I don’t think Vietje has ruined her future relationship with her daughter. An old essay in the always entertaining Brain, Child magazine proposed a future college dorm drinking game: Whose mom blogged their toilet training? Drink! Fraught as the parent-child relationship is, our kids will be used to a much more public life than we were, and I suspect the way the fact that their mother offered to sell them on Twitter for a nickel, or even wrote a desperate, depressed blog post about her failure to love them both equally as toddlers, is going to mean less than we fear it will.

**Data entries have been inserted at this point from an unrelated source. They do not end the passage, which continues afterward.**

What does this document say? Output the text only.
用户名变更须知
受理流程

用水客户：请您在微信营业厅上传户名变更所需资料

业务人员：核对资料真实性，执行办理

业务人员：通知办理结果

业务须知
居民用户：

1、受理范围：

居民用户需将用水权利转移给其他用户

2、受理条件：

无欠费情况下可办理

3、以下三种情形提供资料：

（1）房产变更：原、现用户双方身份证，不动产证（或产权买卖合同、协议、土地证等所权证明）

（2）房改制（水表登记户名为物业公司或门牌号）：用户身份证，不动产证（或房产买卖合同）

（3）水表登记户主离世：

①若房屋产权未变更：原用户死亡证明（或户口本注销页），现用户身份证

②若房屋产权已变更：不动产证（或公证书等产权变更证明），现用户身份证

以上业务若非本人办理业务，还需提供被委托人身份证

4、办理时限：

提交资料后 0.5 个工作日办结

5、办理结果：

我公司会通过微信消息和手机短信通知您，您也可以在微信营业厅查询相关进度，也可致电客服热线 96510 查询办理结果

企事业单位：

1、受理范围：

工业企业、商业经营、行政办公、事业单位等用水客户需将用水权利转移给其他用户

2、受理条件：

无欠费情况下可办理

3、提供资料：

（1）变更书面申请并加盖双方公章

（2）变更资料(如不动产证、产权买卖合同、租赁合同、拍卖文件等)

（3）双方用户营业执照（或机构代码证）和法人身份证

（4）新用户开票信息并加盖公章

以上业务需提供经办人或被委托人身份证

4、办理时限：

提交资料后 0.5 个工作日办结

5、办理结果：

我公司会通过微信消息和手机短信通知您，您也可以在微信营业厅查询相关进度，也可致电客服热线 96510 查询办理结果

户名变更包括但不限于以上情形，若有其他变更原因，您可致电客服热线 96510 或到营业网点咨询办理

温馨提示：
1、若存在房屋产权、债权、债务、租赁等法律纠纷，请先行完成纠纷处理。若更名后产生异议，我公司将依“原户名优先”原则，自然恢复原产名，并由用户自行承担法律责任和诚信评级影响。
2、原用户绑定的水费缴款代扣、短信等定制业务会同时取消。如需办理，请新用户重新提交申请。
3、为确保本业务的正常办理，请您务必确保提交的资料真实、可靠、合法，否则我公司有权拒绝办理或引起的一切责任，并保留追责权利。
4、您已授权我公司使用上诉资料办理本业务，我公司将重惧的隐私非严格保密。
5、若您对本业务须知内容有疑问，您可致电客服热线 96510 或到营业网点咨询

But that doesn’t let me-or Vietje-off the hook. When I write as personally as I do about my parenting struggles, I do it in the hope that I’ll make someone else’s road easier-and, of course, because I’m a writer, and so I write, and I would always prefer to be paid to do so. Controversy, honesty, and a willingness to go places that others do not are my stock in trade on certain topics, and it’s incredibly easy to take those things too far in the quest for readers and very difficult to take them back once you realize you’ve done so. I’m both the writer and the only person with a real interest in protecting my children from anything I might write. It’s a conflict I’m uber-aware of, but only because I spend a lot of time balanced on that line, and at least once, I blame myself for crossing it. I’ve learned the value of second guessing and second opinions. I bet Vietje has too.